Library Coq.Reals.Abstract.ConstructivePower
Require Import QArith Qabs.
Require Import ConstructiveReals.
Require Import ConstructiveRealsMorphisms.
Require Import ConstructiveAbs.
Require Import ConstructiveLimits.
Require Import ConstructiveSum.
Local Open Scope ConstructiveReals.
Definition and properties of powers.
WARNING: this file is experimental and likely to change in future releases.
Fixpoint CRpow {R : ConstructiveReals} (r:CRcarrier R) (n:nat) : CRcarrier R :=
match n with
| O => 1
| S n => r * (CRpow r n)
end.
Lemma CRpow_ge_one : forall {R : ConstructiveReals} (x : CRcarrier R) (n : nat),
1 <= x
-> 1 <= CRpow x n.
Lemma CRpow_ge_zero : forall {R : ConstructiveReals} (x : CRcarrier R) (n : nat),
0 <= x
-> 0 <= CRpow x n.
Lemma CRpow_gt_zero : forall {R : ConstructiveReals} (x : CRcarrier R) (n : nat),
0 < x
-> 0 < CRpow x n.
Lemma CRpow_mult : forall {R : ConstructiveReals} (x y : CRcarrier R) (n:nat),
CRpow x n * CRpow y n == CRpow (x*y) n.
Lemma CRpow_one : forall {R : ConstructiveReals} (n:nat),
@CRpow R 1 n == 1.
Lemma CRpow_proper : forall {R : ConstructiveReals} (x y : CRcarrier R) (n : nat),
x == y -> CRpow x n == CRpow y n.
Lemma CRpow_inv : forall {R : ConstructiveReals} (x : CRcarrier R) (xPos : 0 < x) (n : nat),
CRpow (CRinv R x (inr xPos)) n
== CRinv R (CRpow x n) (inr (CRpow_gt_zero x n xPos)).

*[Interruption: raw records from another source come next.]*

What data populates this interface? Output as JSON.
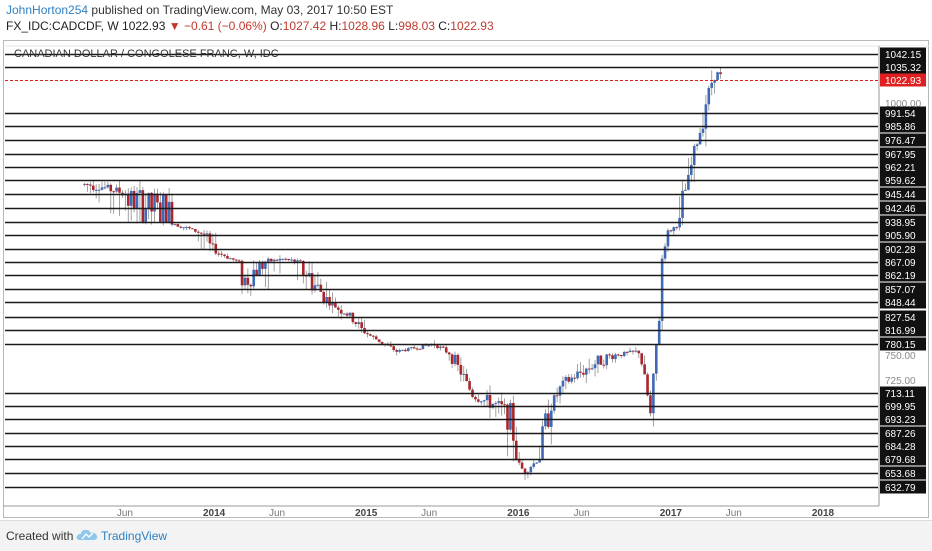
{
  "header": {
    "author": "JohnHorton254",
    "published": "published on TradingView.com, May 03, 2017 10:50 EST",
    "symbol": "FX_IDC:CADCDF, W",
    "last": "1022.93",
    "change_icon": "down-triangle-icon",
    "change": "−0.61 (−0.06%)",
    "o_label": "O:",
    "o_value": "1027.42",
    "h_label": "H:",
    "h_value": "1028.96",
    "l_label": "L:",
    "l_value": "998.03",
    "c_label": "C:",
    "c_value": "1022.93"
  },
  "footer": {
    "created_with": "Created with",
    "brand": "TradingView",
    "brand_icon": "tradingview-cloud-icon"
  },
  "colors": {
    "up": "#3f68b5",
    "down": "#a8262c",
    "hline": "#1a1a1a",
    "price_line": "#e02020",
    "brand": "#2f80c4"
  },
  "chart_data": {
    "type": "candlestick",
    "title": "CANADIAN DOLLAR / CONGOLESE FRANC, W, IDC",
    "x_ticks": [
      "Jun",
      "2014",
      "Jun",
      "2015",
      "Jun",
      "2016",
      "Jun",
      "2017",
      "Jun",
      "2018"
    ],
    "y_ticks": [
      "1000.00",
      "750.00",
      "725.00"
    ],
    "horizontal_levels": [
      "1042.15",
      "1035.32",
      "991.54",
      "985.86",
      "976.47",
      "967.95",
      "962.21",
      "959.62",
      "945.44",
      "942.46",
      "938.95",
      "905.90",
      "902.28",
      "867.09",
      "862.19",
      "857.07",
      "848.44",
      "827.54",
      "816.99",
      "780.15",
      "713.11",
      "699.95",
      "693.23",
      "687.26",
      "684.28",
      "679.68",
      "653.68",
      "632.79"
    ],
    "last_price": "1022.93",
    "last_price_line": "dashed",
    "approx_path": [
      {
        "date": "2013-03",
        "close": 955
      },
      {
        "date": "2013-06",
        "close": 945
      },
      {
        "date": "2013-09",
        "close": 940
      },
      {
        "date": "2013-12",
        "close": 905
      },
      {
        "date": "2014-03",
        "close": 860
      },
      {
        "date": "2014-06",
        "close": 875
      },
      {
        "date": "2014-09",
        "close": 855
      },
      {
        "date": "2014-12",
        "close": 820
      },
      {
        "date": "2015-03",
        "close": 760
      },
      {
        "date": "2015-06",
        "close": 780
      },
      {
        "date": "2015-09",
        "close": 710
      },
      {
        "date": "2015-12",
        "close": 695
      },
      {
        "date": "2016-01",
        "close": 655
      },
      {
        "date": "2016-04",
        "close": 720
      },
      {
        "date": "2016-07",
        "close": 745
      },
      {
        "date": "2016-10",
        "close": 760
      },
      {
        "date": "2016-11",
        "close": 690
      },
      {
        "date": "2016-12",
        "close": 905
      },
      {
        "date": "2017-01",
        "close": 930
      },
      {
        "date": "2017-03",
        "close": 985
      },
      {
        "date": "2017-04",
        "close": 1030
      },
      {
        "date": "2017-05",
        "close": 1022.93
      }
    ]
  }
}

Lemma CRpow_plus_distr : forall {R : ConstructiveReals} (x : CRcarrier R) (n p:nat),
CRpow x n * CRpow x p == CRpow x (n+p).
Lemma CR_double : forall {R : ConstructiveReals} (x:CRcarrier R),
CR_of_Q R 2 * x == x + x.
Lemma GeoCvZero : forall {R : ConstructiveReals},
CR_cv R (fun n:nat => CRpow (CR_of_Q R (1#2)) n) 0.
Lemma GeoFiniteSum : forall {R : ConstructiveReals} (n:nat),
CRsum (CRpow (CR_of_Q R (1#2))) n == CR_of_Q R 2 - CRpow (CR_of_Q R (1#2)) n.
Lemma GeoHalfBelowTwo : forall {R : ConstructiveReals} (n:nat),
CRsum (CRpow (CR_of_Q R (1#2))) n < CR_of_Q R 2.
Lemma GeoHalfTwo : forall {R : ConstructiveReals},
series_cv (fun n => CRpow (CR_of_Q R (1#2)) n) (CR_of_Q R 2).